Project Manager Robert Block was responsible for the project from the outset: "For us, using a Scara for labelling seemed the logical solution owing to its size, speed and workspace geometry. Thanks to its design, the device requires little space and it only needs to perform point-to-point movements in the horizontal axis – from the label printer, where it picks up the label, to the article, which passes immediately in front of the robot on the conveyor belt. The height-differences of the various articles can also be ideally compensated by the Z-axis of the SCARA. The relevant data for this purpose is supplied by a 2-D laser measurement system above the conveyor belt, which measures the articles in three dimensions as they pass by. And this is the beauty of the robot solution. Regardless of the article processed by the robot – the control system automatically calculates the optimum acceleration ramps and the speeds of all four axes."

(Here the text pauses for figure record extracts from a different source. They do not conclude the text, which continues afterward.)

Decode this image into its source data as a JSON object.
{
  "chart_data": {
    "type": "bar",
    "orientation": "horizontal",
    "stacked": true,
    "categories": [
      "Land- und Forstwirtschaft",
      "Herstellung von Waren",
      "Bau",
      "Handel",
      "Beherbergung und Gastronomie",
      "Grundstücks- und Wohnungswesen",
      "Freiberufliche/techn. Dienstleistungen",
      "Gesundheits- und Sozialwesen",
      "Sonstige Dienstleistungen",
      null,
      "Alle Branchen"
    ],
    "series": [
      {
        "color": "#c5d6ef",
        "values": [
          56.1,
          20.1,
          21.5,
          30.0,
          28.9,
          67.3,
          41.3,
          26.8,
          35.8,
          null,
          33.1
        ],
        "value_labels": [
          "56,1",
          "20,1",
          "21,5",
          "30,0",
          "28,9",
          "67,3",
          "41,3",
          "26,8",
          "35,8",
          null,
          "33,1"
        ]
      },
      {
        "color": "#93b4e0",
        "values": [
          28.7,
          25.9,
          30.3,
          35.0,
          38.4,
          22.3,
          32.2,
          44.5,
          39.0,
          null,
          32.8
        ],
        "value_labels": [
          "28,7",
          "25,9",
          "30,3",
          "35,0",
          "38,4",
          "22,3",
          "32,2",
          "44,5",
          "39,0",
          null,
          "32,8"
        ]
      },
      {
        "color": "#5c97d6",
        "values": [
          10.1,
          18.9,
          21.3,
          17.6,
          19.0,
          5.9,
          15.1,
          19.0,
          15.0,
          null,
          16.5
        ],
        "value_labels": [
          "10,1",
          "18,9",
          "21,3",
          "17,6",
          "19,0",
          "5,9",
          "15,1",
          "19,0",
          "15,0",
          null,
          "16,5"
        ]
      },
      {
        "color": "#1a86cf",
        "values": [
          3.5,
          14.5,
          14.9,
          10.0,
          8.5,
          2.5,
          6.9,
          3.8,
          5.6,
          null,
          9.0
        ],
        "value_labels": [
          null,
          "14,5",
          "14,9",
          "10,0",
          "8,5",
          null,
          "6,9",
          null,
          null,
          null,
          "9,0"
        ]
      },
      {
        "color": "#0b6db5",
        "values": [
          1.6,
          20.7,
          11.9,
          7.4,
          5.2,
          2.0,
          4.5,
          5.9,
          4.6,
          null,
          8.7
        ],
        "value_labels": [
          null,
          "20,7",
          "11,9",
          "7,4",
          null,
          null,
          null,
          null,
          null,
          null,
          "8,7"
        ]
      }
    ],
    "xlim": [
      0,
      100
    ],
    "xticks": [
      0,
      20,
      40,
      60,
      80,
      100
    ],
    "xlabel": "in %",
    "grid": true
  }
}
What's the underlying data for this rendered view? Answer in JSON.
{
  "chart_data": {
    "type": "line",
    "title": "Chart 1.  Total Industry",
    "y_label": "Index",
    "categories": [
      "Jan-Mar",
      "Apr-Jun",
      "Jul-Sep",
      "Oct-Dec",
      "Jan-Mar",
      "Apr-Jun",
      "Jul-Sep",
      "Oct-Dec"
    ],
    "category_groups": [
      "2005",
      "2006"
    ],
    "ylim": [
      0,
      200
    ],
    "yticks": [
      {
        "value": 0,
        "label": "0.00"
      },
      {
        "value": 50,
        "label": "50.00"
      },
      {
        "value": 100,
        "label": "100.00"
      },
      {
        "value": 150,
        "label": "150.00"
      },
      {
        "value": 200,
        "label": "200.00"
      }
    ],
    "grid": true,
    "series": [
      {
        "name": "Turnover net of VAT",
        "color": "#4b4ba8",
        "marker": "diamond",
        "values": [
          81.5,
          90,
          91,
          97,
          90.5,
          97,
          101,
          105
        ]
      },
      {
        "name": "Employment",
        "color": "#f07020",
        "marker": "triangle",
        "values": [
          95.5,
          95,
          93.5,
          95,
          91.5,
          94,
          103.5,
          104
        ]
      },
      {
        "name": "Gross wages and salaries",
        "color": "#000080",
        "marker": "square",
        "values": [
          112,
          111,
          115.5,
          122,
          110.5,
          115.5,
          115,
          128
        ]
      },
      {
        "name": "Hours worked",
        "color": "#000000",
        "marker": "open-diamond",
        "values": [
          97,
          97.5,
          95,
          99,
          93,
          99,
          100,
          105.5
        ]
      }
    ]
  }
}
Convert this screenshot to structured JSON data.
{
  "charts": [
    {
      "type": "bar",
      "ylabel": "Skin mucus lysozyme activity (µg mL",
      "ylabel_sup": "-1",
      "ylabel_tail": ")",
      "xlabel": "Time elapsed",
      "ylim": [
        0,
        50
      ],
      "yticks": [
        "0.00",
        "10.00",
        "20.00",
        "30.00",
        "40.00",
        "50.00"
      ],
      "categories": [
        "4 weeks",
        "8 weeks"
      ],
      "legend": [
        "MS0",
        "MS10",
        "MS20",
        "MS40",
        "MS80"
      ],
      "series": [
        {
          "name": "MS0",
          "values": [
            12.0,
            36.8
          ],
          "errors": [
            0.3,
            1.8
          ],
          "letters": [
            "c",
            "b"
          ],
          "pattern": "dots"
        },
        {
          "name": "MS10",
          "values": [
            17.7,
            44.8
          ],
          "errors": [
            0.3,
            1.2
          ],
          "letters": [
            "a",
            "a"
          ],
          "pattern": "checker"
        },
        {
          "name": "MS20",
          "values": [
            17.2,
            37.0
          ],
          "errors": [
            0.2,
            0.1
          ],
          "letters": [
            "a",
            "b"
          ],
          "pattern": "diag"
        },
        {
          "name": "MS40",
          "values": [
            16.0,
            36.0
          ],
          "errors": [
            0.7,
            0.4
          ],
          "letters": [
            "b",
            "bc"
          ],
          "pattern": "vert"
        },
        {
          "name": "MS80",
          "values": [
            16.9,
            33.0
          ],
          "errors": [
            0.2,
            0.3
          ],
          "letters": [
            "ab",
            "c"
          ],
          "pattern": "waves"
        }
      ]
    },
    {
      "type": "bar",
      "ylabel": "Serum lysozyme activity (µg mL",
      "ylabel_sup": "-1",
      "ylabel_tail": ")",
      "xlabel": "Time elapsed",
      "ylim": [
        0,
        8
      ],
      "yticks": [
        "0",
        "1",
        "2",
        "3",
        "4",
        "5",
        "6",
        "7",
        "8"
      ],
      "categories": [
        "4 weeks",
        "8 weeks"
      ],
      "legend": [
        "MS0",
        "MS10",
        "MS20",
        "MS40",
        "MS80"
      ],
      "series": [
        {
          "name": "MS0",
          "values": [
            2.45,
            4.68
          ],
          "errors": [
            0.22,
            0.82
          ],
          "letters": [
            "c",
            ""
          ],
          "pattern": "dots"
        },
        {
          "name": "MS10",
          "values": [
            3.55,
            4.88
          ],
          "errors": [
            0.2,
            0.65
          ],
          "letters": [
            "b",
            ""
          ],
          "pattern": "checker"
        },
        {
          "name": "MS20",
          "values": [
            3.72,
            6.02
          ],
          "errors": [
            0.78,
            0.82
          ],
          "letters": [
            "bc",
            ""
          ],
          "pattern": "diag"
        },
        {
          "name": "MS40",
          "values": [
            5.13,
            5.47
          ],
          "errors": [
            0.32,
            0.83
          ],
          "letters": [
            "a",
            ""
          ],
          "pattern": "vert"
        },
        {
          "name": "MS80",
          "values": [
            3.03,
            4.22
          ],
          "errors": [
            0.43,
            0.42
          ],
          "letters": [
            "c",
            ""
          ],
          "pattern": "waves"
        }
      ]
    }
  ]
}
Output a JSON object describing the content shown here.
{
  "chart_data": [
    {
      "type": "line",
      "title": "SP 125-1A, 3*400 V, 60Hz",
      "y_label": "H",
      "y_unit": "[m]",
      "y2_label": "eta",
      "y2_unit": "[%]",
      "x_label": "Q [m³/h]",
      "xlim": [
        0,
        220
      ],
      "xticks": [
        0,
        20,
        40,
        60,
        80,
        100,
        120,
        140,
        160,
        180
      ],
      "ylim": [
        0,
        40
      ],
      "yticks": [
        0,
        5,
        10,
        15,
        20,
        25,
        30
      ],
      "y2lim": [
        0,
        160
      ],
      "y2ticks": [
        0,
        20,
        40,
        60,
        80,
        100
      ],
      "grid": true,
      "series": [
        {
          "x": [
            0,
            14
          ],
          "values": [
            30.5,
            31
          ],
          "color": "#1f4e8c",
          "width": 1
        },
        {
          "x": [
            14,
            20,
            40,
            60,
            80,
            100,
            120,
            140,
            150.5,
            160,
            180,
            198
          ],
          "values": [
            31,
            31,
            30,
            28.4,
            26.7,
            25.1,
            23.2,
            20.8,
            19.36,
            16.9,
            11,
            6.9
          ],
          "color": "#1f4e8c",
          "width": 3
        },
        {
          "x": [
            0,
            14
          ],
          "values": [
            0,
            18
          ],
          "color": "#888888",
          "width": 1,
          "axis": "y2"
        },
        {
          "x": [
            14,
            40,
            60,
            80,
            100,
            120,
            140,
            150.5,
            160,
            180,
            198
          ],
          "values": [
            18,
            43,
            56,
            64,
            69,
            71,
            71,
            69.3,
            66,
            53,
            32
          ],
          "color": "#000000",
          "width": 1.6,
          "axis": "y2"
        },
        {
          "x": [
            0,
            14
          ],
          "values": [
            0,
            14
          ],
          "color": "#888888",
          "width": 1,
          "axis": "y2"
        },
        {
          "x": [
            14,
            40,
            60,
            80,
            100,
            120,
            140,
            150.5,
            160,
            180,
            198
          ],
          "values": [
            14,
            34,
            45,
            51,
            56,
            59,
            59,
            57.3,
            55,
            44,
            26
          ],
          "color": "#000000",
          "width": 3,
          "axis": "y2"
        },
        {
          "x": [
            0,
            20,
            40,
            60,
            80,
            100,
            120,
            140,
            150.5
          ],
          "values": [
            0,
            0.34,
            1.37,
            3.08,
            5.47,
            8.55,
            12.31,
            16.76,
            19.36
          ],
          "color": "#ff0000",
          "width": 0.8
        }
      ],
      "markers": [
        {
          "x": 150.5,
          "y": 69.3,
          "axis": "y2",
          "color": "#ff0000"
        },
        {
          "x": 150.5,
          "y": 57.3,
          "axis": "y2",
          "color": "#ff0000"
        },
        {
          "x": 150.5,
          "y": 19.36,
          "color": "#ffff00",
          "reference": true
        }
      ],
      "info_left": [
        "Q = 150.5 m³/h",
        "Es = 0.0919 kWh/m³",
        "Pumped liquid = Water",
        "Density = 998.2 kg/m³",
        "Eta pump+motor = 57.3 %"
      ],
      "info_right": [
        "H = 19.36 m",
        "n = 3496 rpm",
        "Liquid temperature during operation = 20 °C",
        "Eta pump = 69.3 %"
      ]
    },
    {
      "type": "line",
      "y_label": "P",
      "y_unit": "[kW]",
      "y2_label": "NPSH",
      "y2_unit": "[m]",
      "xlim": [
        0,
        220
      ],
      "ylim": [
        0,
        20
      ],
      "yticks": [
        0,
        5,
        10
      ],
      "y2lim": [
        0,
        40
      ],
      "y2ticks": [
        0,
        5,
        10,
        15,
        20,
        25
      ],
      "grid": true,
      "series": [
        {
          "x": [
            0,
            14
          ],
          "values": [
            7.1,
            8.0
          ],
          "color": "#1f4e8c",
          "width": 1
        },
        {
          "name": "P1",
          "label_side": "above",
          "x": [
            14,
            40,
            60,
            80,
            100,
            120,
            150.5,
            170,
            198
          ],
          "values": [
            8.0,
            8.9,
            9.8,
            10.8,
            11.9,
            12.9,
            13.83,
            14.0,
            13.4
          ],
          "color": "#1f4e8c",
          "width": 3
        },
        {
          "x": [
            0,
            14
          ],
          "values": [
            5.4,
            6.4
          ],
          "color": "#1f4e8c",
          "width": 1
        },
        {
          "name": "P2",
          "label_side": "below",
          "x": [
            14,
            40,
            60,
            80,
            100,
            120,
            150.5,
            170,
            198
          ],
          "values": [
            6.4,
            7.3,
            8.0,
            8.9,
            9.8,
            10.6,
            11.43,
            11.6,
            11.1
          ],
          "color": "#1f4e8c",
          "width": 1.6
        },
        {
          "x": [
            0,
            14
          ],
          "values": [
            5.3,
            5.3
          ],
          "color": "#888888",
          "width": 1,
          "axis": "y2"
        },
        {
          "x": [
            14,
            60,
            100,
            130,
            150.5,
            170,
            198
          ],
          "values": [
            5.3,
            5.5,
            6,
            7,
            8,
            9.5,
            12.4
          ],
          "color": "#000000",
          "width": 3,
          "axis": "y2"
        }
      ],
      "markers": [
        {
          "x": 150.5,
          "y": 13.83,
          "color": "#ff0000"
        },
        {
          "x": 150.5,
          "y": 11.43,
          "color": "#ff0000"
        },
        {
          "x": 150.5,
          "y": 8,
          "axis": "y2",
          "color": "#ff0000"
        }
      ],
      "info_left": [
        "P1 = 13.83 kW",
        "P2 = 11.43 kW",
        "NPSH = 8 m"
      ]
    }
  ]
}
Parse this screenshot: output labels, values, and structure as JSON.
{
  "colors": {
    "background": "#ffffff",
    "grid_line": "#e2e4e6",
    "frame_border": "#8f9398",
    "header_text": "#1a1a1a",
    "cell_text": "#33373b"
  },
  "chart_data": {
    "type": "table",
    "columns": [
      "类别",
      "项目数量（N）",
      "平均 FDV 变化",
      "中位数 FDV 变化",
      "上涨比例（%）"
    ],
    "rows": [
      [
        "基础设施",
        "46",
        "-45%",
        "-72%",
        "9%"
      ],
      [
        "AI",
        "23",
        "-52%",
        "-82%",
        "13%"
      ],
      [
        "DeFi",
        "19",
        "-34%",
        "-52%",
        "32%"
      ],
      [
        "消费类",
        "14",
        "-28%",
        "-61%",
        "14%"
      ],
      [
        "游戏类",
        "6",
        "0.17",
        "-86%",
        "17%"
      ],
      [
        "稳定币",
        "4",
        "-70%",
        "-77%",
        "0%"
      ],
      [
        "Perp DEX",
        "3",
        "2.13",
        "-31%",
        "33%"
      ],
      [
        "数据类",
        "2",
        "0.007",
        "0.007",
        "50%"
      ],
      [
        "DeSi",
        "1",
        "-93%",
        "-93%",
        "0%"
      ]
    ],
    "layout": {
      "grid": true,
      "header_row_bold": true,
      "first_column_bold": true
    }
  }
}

With a belt speed of approx. 0.8 metres per second, a maximum of 4000 labels can be affixed per hour. For this purpose, the SCARA is equipped with a special vacuum gripper on the Z-axis, by means of which it picks up label after label from the printer, placing them onto the relevant articles. The robot switches from »pick up label« to »place label« in milliseconds. Labelling throughput depends on the dimensions of the articles. But we have become significantly more efficient and ergonomic. Downtimes are a thing of the past.

 

Notes:

"We had decided on the robot solution for labelling and then had to integrate the robot cells with their controllers into a very complex facility control system. ... A great challenge was the interaction between the conveyor belt speed, label printing, label pick-up by the robot, vacuum control and the placing of the labels on the articles for dispatch. We wanted to achieve a cycle time of under one second, and in the end, we managed to do so. The facility was commissioned in the autumn of 1998, and has been running smoothly ever since."